Penetapan tersebut memicu reaksi beragam, khususnya dari Pemerintah Provinsi Aceh yang mengklaim bahwa keempat pulau tersebut secara historis, kultural, dan administratif merupakan bagian dari wilayah Aceh Singkil. Penolakan terhadap keputusan ini juga datang dari masyarakat dan tokoh adat setempat yang menyuarakan aspirasi melalui berbagai aksi damai dan surat resmi kepada pemerintah pusat.
Menanggapi dinamika tersebut, Wakil Menteri Dalam Negeri, Bima Arya Sugiarto, menyatakan bahwa Kemendagri akan melakukan kajian ulang terhadap keputusan tersebut dengan melibatkan Tim Nasional Pembakuan Nama Rupabumi (PNR), Badan Informasi Geospasial (BIG), Kementerian Kelautan dan Perikanan, serta pemerintah daerah terkait.

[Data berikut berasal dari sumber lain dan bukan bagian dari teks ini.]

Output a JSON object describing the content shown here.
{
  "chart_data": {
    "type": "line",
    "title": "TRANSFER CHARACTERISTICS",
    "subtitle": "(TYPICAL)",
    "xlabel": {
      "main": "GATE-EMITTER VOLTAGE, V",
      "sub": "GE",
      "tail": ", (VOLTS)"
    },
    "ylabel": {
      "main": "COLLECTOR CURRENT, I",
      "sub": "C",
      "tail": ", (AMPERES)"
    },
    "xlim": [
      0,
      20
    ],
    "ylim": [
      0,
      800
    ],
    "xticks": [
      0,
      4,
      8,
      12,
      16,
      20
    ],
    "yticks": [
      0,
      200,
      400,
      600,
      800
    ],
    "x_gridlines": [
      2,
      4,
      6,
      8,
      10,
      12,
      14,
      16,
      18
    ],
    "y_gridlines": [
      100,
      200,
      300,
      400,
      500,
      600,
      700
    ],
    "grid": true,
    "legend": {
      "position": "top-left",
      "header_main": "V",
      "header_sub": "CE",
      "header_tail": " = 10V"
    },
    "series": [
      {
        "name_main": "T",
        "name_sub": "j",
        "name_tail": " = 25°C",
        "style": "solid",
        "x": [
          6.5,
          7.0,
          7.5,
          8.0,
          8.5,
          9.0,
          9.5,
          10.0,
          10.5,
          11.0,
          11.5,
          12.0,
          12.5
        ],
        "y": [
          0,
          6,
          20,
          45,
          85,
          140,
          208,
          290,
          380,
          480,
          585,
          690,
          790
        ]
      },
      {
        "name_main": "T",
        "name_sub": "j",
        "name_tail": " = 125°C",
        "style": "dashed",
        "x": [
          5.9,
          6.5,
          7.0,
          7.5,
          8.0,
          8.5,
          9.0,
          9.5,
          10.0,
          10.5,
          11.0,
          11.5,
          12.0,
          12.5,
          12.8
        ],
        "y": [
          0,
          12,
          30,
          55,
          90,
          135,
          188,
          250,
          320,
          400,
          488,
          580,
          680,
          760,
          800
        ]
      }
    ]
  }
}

“Kajian ini dilakukan berdasarkan prinsip kehati-hatian dan keadilan. Kami membuka ruang untuk pembuktian ulang melalui data geospasial, historis, dan kultural. Tidak ada keputusan yang absolut bila ditemukan bukti baru yang lebih valid,” tegas Wamendagri Bima Arya dalam rapat koordinasi nasional, Selasa (17/6/2025).
Kemendagri juga menegaskan bahwa keputusan ini merupakan bagian dari proses pemutakhiran data wilayah administratif nasional, bukan keputusan sepihak untuk memindahkan batas wilayah. Proses verifikasi data pulau dilakukan sejak 2008 oleh Tim PNR, namun kini ditemukan adanya novum (bukti baru) yang mendorong evaluasi lanjutan.

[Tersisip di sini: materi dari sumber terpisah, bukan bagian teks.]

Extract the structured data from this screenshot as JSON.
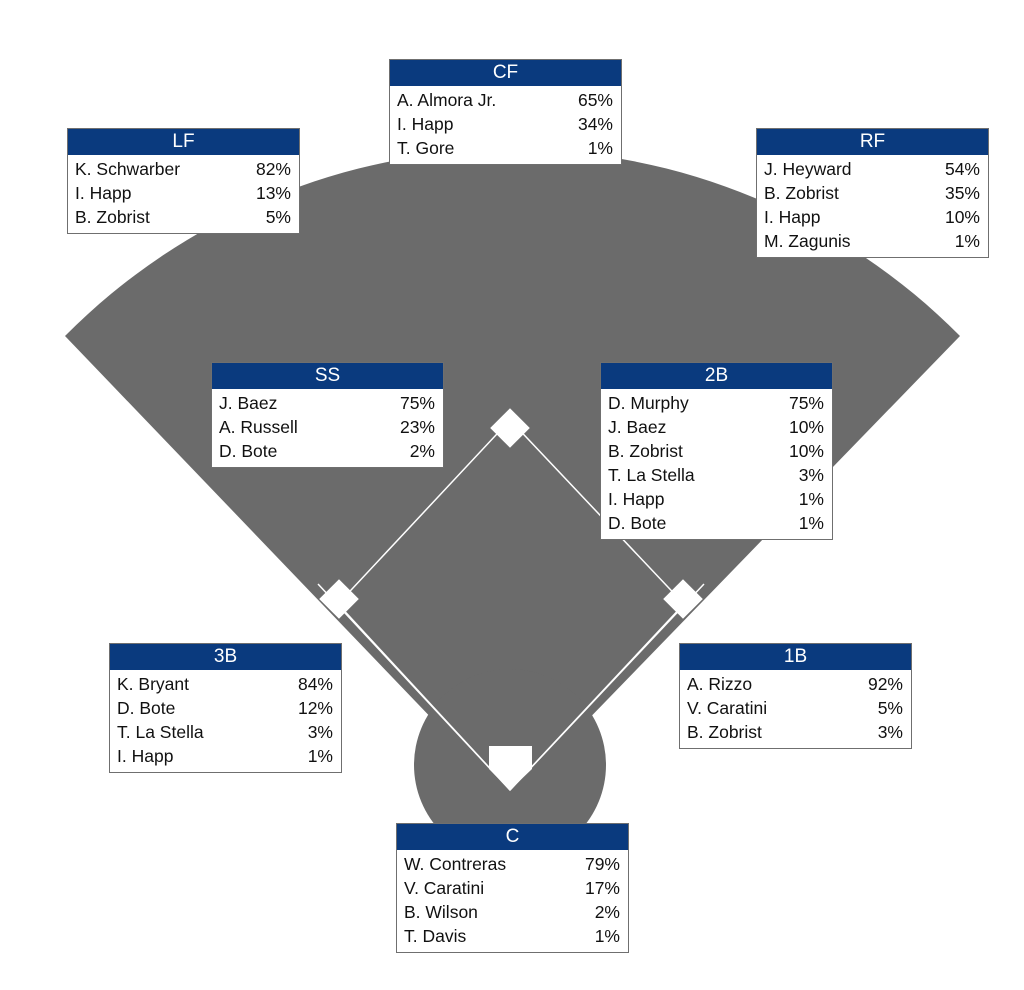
{
  "colors": {
    "field": "#6b6b6b",
    "header": "#0a3a7e",
    "base": "#ffffff",
    "line": "#ffffff"
  },
  "positions": {
    "cf": {
      "label": "CF",
      "players": [
        {
          "name": "A. Almora Jr.",
          "pct": "65%"
        },
        {
          "name": "I. Happ",
          "pct": "34%"
        },
        {
          "name": "T. Gore",
          "pct": "1%"
        }
      ]
    },
    "lf": {
      "label": "LF",
      "players": [
        {
          "name": "K. Schwarber",
          "pct": "82%"
        },
        {
          "name": "I. Happ",
          "pct": "13%"
        },
        {
          "name": "B. Zobrist",
          "pct": "5%"
        }
      ]
    },
    "rf": {
      "label": "RF",
      "players": [
        {
          "name": "J. Heyward",
          "pct": "54%"
        },
        {
          "name": "B. Zobrist",
          "pct": "35%"
        },
        {
          "name": "I. Happ",
          "pct": "10%"
        },
        {
          "name": "M. Zagunis",
          "pct": "1%"
        }
      ]
    },
    "ss": {
      "label": "SS",
      "players": [
        {
          "name": "J. Baez",
          "pct": "75%"
        },
        {
          "name": "A. Russell",
          "pct": "23%"
        },
        {
          "name": "D. Bote",
          "pct": "2%"
        }
      ]
    },
    "second_base": {
      "label": "2B",
      "players": [
        {
          "name": "D. Murphy",
          "pct": "75%"
        },
        {
          "name": "J. Baez",
          "pct": "10%"
        },
        {
          "name": "B. Zobrist",
          "pct": "10%"
        },
        {
          "name": "T. La Stella",
          "pct": "3%"
        },
        {
          "name": "I. Happ",
          "pct": "1%"
        },
        {
          "name": "D. Bote",
          "pct": "1%"
        }
      ]
    },
    "third_base": {
      "label": "3B",
      "players": [
        {
          "name": "K. Bryant",
          "pct": "84%"
        },
        {
          "name": "D. Bote",
          "pct": "12%"
        },
        {
          "name": "T. La Stella",
          "pct": "3%"
        },
        {
          "name": "I. Happ",
          "pct": "1%"
        }
      ]
    },
    "first_base": {
      "label": "1B",
      "players": [
        {
          "name": "A. Rizzo",
          "pct": "92%"
        },
        {
          "name": "V. Caratini",
          "pct": "5%"
        },
        {
          "name": "B. Zobrist",
          "pct": "3%"
        }
      ]
    },
    "catcher": {
      "label": "C",
      "players": [
        {
          "name": "W. Contreras",
          "pct": "79%"
        },
        {
          "name": "V. Caratini",
          "pct": "17%"
        },
        {
          "name": "B. Wilson",
          "pct": "2%"
        },
        {
          "name": "T. Davis",
          "pct": "1%"
        }
      ]
    }
  }
}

Dalam waktu dekat, Presiden Republik Indonesia, Prabowo Subianto, dijadwalkan akan menyampaikan sikap resmi pemerintah pusat setelah menerima laporan lengkap hasil kajian lintas kementerian.

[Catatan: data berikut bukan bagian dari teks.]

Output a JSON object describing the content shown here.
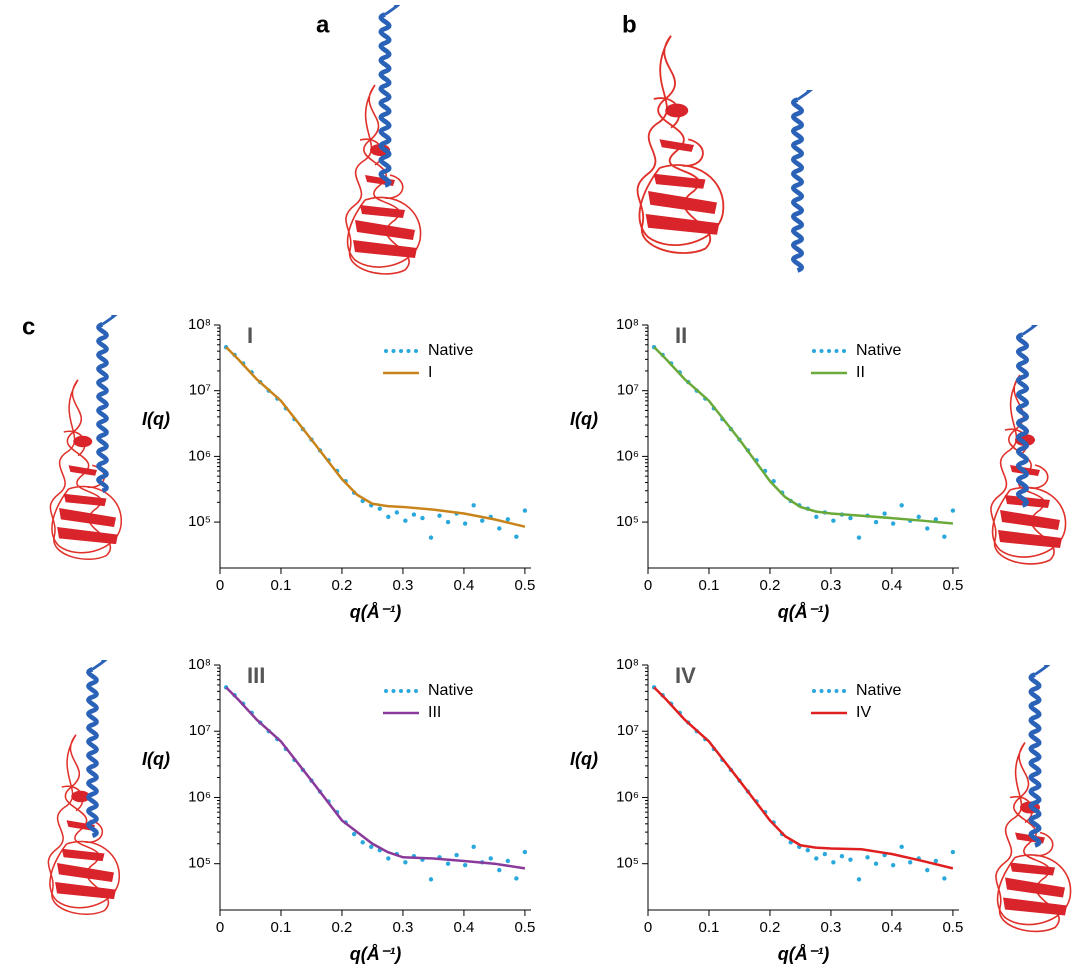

Kemendagri memastikan seluruh proses evaluasi dilakukan secara transparan, partisipatif, dan melibatkan semua pemangku kepentingan. Masyarakat diminta untuk tetap tenang dan menunggu hasil akhir kajian yang akan diputuskan berdasarkan data valid dan prinsip keadilan.